I have always enjoyed carpentry. My father was a tax accountant who worked for the IRS, but he always did carpentry. So, as kids, by default, we had to learn carpentry. Of course, we hated it back then — but it’s something that I’ve learned to enjoy. I like building things. Both of my sons, same thing — by default they did carpentry with me, and now they have construction businesses, a lot of which has to do with carpentry.
Do you have any particular devotions you enjoy, or saints who are your favorite?
I really enjoy the first hour of the day. I say the daily rosary. Joseph is my middle name because I was born on March 19, so St. Joseph is my favorite saint. I like it that Pope Francis has brought some attention to St. Joseph by announcing 2021 as the year of St. Joseph. A close second is St. Michael the Archangel, my Confirmation name.
Of all the ministries you’re involved in at your parish, do you have a favorite?
RCIA is probably one ministry that I enjoy the most. I consider myself a rank-and-file catechist who wants to pass on something I really believe in.
What do you think is the secret to a good and holy marriage?
I really attribute it to the sacrament itself — the sacrament of matrimony. Before that, it began with the sacrament of Baptism for both of us. It’s baptism that continues through all of these sacraments, through to the vocation of marriage. And daily compromise — I had to learn to compromise with my wife on a daily basis.
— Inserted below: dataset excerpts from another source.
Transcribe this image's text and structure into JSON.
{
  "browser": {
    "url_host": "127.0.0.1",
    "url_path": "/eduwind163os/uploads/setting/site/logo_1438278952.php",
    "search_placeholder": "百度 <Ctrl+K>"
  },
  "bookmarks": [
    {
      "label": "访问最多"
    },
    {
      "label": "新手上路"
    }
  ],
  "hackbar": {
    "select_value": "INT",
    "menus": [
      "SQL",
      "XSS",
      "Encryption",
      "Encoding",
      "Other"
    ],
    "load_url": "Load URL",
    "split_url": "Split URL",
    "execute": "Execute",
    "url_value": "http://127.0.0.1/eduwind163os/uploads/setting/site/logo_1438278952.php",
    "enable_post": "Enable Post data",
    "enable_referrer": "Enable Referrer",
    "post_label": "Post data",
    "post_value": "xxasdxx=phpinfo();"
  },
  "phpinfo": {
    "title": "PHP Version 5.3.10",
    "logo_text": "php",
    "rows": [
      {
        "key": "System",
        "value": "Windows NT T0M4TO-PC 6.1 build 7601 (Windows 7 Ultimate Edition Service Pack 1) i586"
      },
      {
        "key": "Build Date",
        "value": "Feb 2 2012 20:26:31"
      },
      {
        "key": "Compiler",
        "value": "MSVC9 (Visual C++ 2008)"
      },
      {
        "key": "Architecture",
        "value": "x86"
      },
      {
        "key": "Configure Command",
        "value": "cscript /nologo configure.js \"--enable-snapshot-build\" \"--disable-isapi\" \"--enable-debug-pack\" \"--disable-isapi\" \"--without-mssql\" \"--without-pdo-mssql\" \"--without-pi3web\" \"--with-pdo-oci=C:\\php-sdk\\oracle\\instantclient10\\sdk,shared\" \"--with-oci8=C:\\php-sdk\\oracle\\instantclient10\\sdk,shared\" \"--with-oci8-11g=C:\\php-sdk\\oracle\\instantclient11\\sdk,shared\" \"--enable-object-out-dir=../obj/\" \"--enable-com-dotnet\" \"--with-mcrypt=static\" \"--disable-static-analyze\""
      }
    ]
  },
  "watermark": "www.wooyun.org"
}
What would you do if you won the lottery?
I would really look at it as kind of a burden. Because it really is kind of secular — what’s this going to do for my spiritual life? But, I would probably share some, donate some and I’d really like to invest in new, emerging businesses if I had the opportunity.
What’s one question you would like the answer to?
I guess it would be, when we do get to glory, will we remember our spouses and loved ones? Peggy and I have talked about that a little bit. I believe it won’t matter, then — we’ll be in the presence of Jesus, the Author of life itself, the Source and Summit of our life, so I just don’t know if other things that are on this earth will really matter. I attended a Lenten Bible Study on the Book of Revelation led by Fr. Bob Stiefvater, and after that class I have a greater appreciation for the Mass and a different take on things like “life everlasting, amen.”
Beef stew. I was from a big family, seven kids, and as we were growing up, the only time we would get seconds was when mom served beef stew.
If you could spend the afternoon with one person other than your spouse, who would it be and what would you talk about?
It would have to be my mom or dad. The question that I’d have for them is do they take our intercessions, our prayers, to Jesus. We know that they do, that’s the devotion that we have for the saints — but I would love to know just how they take our prayers and our needs to Jesus.